Well, at least she has time to write.  True.  I make time for it because my sanity seems to dictate I do so.  But in the course of this blog thus far I've had to get up to break up a fight, discipline a child, change a poopy diapers, save my one-year-old from falling off a picnic table, and now he is climbing over my desk as I try to type.

And despite it all, I feel completely incompetent.  I try to be consistent, but doing so would require me to do nothing but put out fires all day and address attitudes and discipline behavior.  My kids rarely go on autopilot.

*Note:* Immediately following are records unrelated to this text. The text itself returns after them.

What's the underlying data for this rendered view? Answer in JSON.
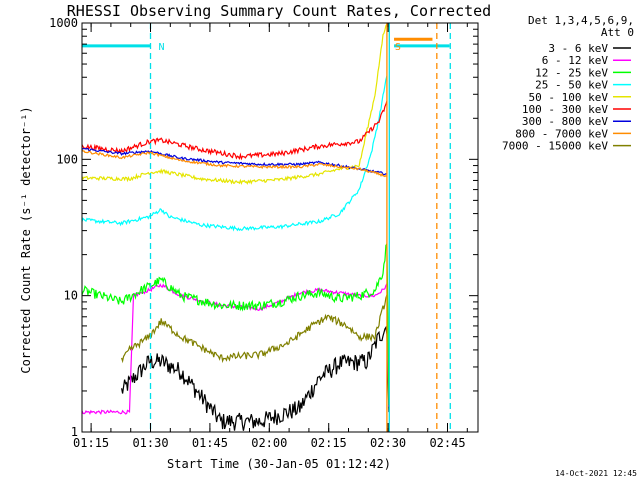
{
  "chart_data": {
    "type": "line",
    "title": "RHESSI Observing Summary Count Rates, Corrected",
    "xlabel": "Start Time (30-Jan-05 01:12:42)",
    "ylabel": "Corrected Count Rate (s⁻¹ detector⁻¹)",
    "y_scale": "log",
    "ylim": [
      1,
      1000
    ],
    "xlim_minutes": [
      0,
      100
    ],
    "x_ticks": [
      {
        "label": "01:15",
        "minutes": 2.3
      },
      {
        "label": "01:30",
        "minutes": 17.3
      },
      {
        "label": "01:45",
        "minutes": 32.3
      },
      {
        "label": "02:00",
        "minutes": 47.3
      },
      {
        "label": "02:15",
        "minutes": 62.3
      },
      {
        "label": "02:30",
        "minutes": 77.3
      },
      {
        "label": "02:45",
        "minutes": 92.3
      }
    ],
    "y_ticks": [
      {
        "label": "1",
        "value": 1
      },
      {
        "label": "10",
        "value": 10
      },
      {
        "label": "100",
        "value": 100
      },
      {
        "label": "1000",
        "value": 1000
      }
    ],
    "legend_header": [
      "Det 1,3,4,5,6,9,",
      "Att 0"
    ],
    "legend_placement": "right",
    "timestamp": "14-Oct-2021 12:45",
    "markers": [
      {
        "label": "N",
        "minutes": 17.3,
        "color": "#00e0e8"
      },
      {
        "label": "S",
        "minutes": 77.0,
        "color": "#ff8c00"
      }
    ],
    "vertical_lines": [
      {
        "minutes": 17.3,
        "color": "#00e0e8",
        "dashed": true
      },
      {
        "minutes": 77.0,
        "color": "#ff8c00",
        "dashed": false
      },
      {
        "minutes": 77.6,
        "color": "#00e0e8",
        "dashed": false
      },
      {
        "minutes": 89.6,
        "color": "#ff8c00",
        "dashed": true
      },
      {
        "minutes": 93.0,
        "color": "#00e0e8",
        "dashed": true
      }
    ],
    "bars": [
      {
        "from_minutes": 0,
        "to_minutes": 17.3,
        "value": 680,
        "color": "#00e0e8"
      },
      {
        "from_minutes": 78.8,
        "to_minutes": 92.8,
        "value": 680,
        "color": "#00e0e8"
      },
      {
        "from_minutes": 78.8,
        "to_minutes": 88.5,
        "value": 760,
        "color": "#ff8c00"
      }
    ],
    "series": [
      {
        "name": "3 - 6 keV",
        "color": "#000000",
        "noise": 0.15,
        "points": [
          [
            10,
            2
          ],
          [
            17,
            3.3
          ],
          [
            20,
            3.3
          ],
          [
            25,
            2.8
          ],
          [
            35,
            1.2
          ],
          [
            45,
            1.2
          ],
          [
            55,
            1.5
          ],
          [
            60,
            2.5
          ],
          [
            65,
            3.2
          ],
          [
            72,
            3.3
          ],
          [
            75,
            5
          ],
          [
            77,
            6
          ],
          [
            77.6,
            1
          ]
        ]
      },
      {
        "name": "6 - 12 keV",
        "color": "#ff00ff",
        "noise": 0.03,
        "points": [
          [
            0,
            1.4
          ],
          [
            12,
            1.4
          ],
          [
            13,
            10
          ],
          [
            17,
            11
          ],
          [
            20,
            12
          ],
          [
            25,
            10
          ],
          [
            35,
            8.5
          ],
          [
            45,
            8
          ],
          [
            50,
            9
          ],
          [
            55,
            10.5
          ],
          [
            60,
            11
          ],
          [
            65,
            10.5
          ],
          [
            70,
            10
          ],
          [
            74,
            10
          ],
          [
            76,
            11
          ],
          [
            77,
            12
          ],
          [
            77.6,
            1
          ]
        ]
      },
      {
        "name": "12 - 25 keV",
        "color": "#00ff00",
        "noise": 0.08,
        "points": [
          [
            0,
            11
          ],
          [
            10,
            9
          ],
          [
            15,
            11
          ],
          [
            20,
            13
          ],
          [
            25,
            10
          ],
          [
            35,
            8.5
          ],
          [
            45,
            8.5
          ],
          [
            50,
            9
          ],
          [
            55,
            10
          ],
          [
            60,
            10.5
          ],
          [
            65,
            9.5
          ],
          [
            70,
            10
          ],
          [
            74,
            11
          ],
          [
            76,
            15
          ],
          [
            77,
            25
          ],
          [
            77.6,
            1
          ]
        ]
      },
      {
        "name": "25 - 50 keV",
        "color": "#00ffff",
        "noise": 0.03,
        "points": [
          [
            0,
            36
          ],
          [
            10,
            34
          ],
          [
            17,
            38
          ],
          [
            20,
            43
          ],
          [
            22,
            38
          ],
          [
            30,
            33
          ],
          [
            40,
            31
          ],
          [
            50,
            32
          ],
          [
            60,
            35
          ],
          [
            65,
            40
          ],
          [
            70,
            60
          ],
          [
            73,
            110
          ],
          [
            75,
            200
          ],
          [
            77,
            420
          ]
        ]
      },
      {
        "name": "50 - 100 keV",
        "color": "#e5e500",
        "noise": 0.03,
        "points": [
          [
            0,
            73
          ],
          [
            12,
            72
          ],
          [
            17,
            80
          ],
          [
            20,
            82
          ],
          [
            30,
            72
          ],
          [
            40,
            68
          ],
          [
            50,
            71
          ],
          [
            60,
            78
          ],
          [
            65,
            85
          ],
          [
            70,
            90
          ],
          [
            74,
            300
          ],
          [
            76,
            800
          ],
          [
            77,
            1000
          ]
        ]
      },
      {
        "name": "100 - 300 keV",
        "color": "#ff0000",
        "noise": 0.04,
        "points": [
          [
            0,
            125
          ],
          [
            10,
            115
          ],
          [
            17,
            135
          ],
          [
            20,
            138
          ],
          [
            30,
            118
          ],
          [
            40,
            105
          ],
          [
            50,
            110
          ],
          [
            60,
            125
          ],
          [
            65,
            130
          ],
          [
            70,
            135
          ],
          [
            75,
            190
          ],
          [
            77,
            260
          ]
        ]
      },
      {
        "name": "300 - 800 keV",
        "color": "#0000dd",
        "noise": 0.02,
        "points": [
          [
            0,
            120
          ],
          [
            10,
            110
          ],
          [
            17,
            115
          ],
          [
            25,
            102
          ],
          [
            35,
            95
          ],
          [
            45,
            92
          ],
          [
            55,
            92
          ],
          [
            60,
            95
          ],
          [
            65,
            90
          ],
          [
            70,
            85
          ],
          [
            75,
            80
          ],
          [
            77,
            78
          ]
        ]
      },
      {
        "name": "800 - 7000 keV",
        "color": "#ff8c00",
        "noise": 0.02,
        "points": [
          [
            0,
            115
          ],
          [
            10,
            103
          ],
          [
            17,
            112
          ],
          [
            25,
            98
          ],
          [
            35,
            90
          ],
          [
            45,
            88
          ],
          [
            55,
            88
          ],
          [
            60,
            92
          ],
          [
            65,
            88
          ],
          [
            70,
            85
          ],
          [
            75,
            78
          ],
          [
            77,
            75
          ]
        ]
      },
      {
        "name": "7000 - 15000 keV",
        "color": "#808000",
        "noise": 0.06,
        "points": [
          [
            10,
            3.3
          ],
          [
            12,
            4
          ],
          [
            17,
            5
          ],
          [
            20,
            6.5
          ],
          [
            25,
            5
          ],
          [
            35,
            3.5
          ],
          [
            45,
            3.7
          ],
          [
            52,
            4.5
          ],
          [
            58,
            6
          ],
          [
            62,
            7
          ],
          [
            67,
            6
          ],
          [
            70,
            5
          ],
          [
            74,
            5
          ],
          [
            76,
            8
          ],
          [
            77,
            10
          ]
        ]
      }
    ]
  }
}
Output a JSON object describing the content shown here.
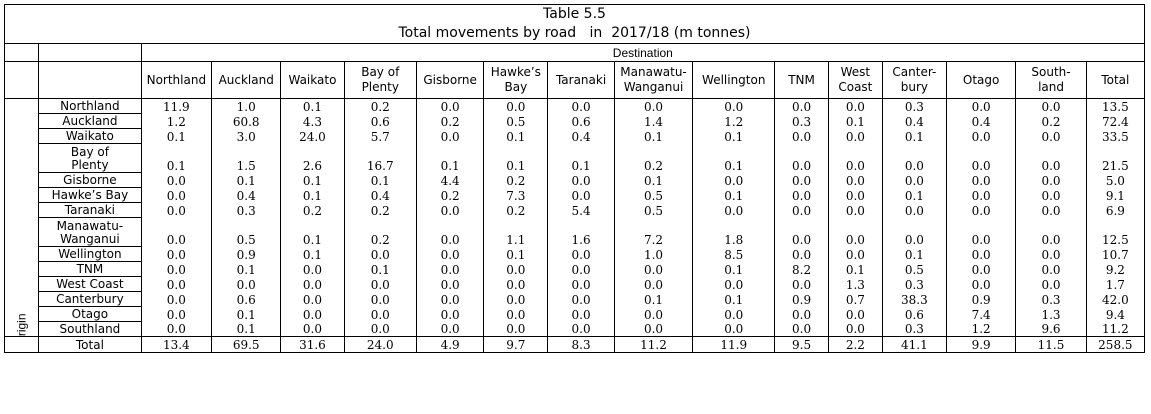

So, at the end of the day, I am left feeling unappreciated, squeezed dry, and guilty that I just didn't have what it took.  I have been teaching the same lessons for 5 years now, and I'm wondering if any of it is sticking... if any of it makes a difference.  For that's what I crave... to make a mark, a mark that will last.  And right now I'm caught in this repetitive cycle of doing and saying the same thing being met with blank stares or outward defiance.  After the kids are tucked in, prayers said, songs sung, my mind projects the question, "Was it enough?"  because it never seems enough.

Resentment starts to creep in, as I feel like I'm wasting my time. And inefficiency is high on my list of irritants. This isn't a task I can accomplish.  This is a long-term goal with no guarantees.

Obviously, I'm not the first person to write about motherhood burnout.  In fact, I'd dare say hundreds of thousands of blogs have addressed this issue.  My words aren't going to be particularly new or insightful.  But as I contemplate my situation and the struggle of raising kids, I wonder if God experiences some of the same frustrations.

Without a doubt, he doesn't need us for appreciation, love, or fulfillment.  He knows our hearts and the outcome of our choices and although our disobedience saddens him, it neither surprises him or drains his energies.  He's used to hearing us chant, "Why?" "...but why?"  "Why?"  He's accustomed to doing for us what we'll never thank or even acknowledge.  How often have I helped a child paint a picture or build a tower to later hear the child exclaim to my husband, "Daddy, look what I did?"  Do we not do the same?

Every gift, every job, every ability, every breath, every muscle, every brain synapse is a gift from Him.  But somehow we've masked the true Creator and boasted, "Look at me!"

This whole vent is a little like a Psalm to me, starting off with a whine and complaint and ending with a little perspective.  I know most of my thoughts revolve around me, myself, and I.  I often feel weary as a parent; perhaps He does too (just not in the same human co-dependent way we do).  Whatever I endure as a parent, He endures more.

I was reading Psalm 106 last night and I was struck again by God's unfailing love and over-extending mercy. It's remarkable! Despite all the times I just don't get it, won't listen, keep asking why, and outright defy Him, He longs to show me mercy.  He longs to draw me close in love.



Many times he delivered them,
    but they were bent on rebellion
    and they wasted away in their sin.
44 Yet he took note of their distress
    when he heard their cry;
45 for their sake he remembered his covenant
    and out of his great love he relented.
46 He caused all who held them captive
    to show them mercy.
47 Save us, Lord our God,
    and gather us from the nations,
that we may give thanks to your holy name
    and glory in your praise.
48 Praise be to the Lord, the God of Israel,
    from everlasting to everlasting.
Let all the people say, “Amen!”
Praise the Lord.
(Psalm 106)

So when I feel exasperated by a child's flippant "sorry" and wonder will they ever care? I can come back to my heart and marvel at His forgiveness and love that goes on and on... without fatigue. And as my children look to me for their needs, so do I need to look to Him for all strength, wisdom and courage.  I can't do it on my own, nor does He expect me too.  And as I really ingrain that truth in my attitude, I hope to impart it to my kids.  "See, Mommy needs Jesus too.  I can't be good without Him."  Without Him, I'm not enough.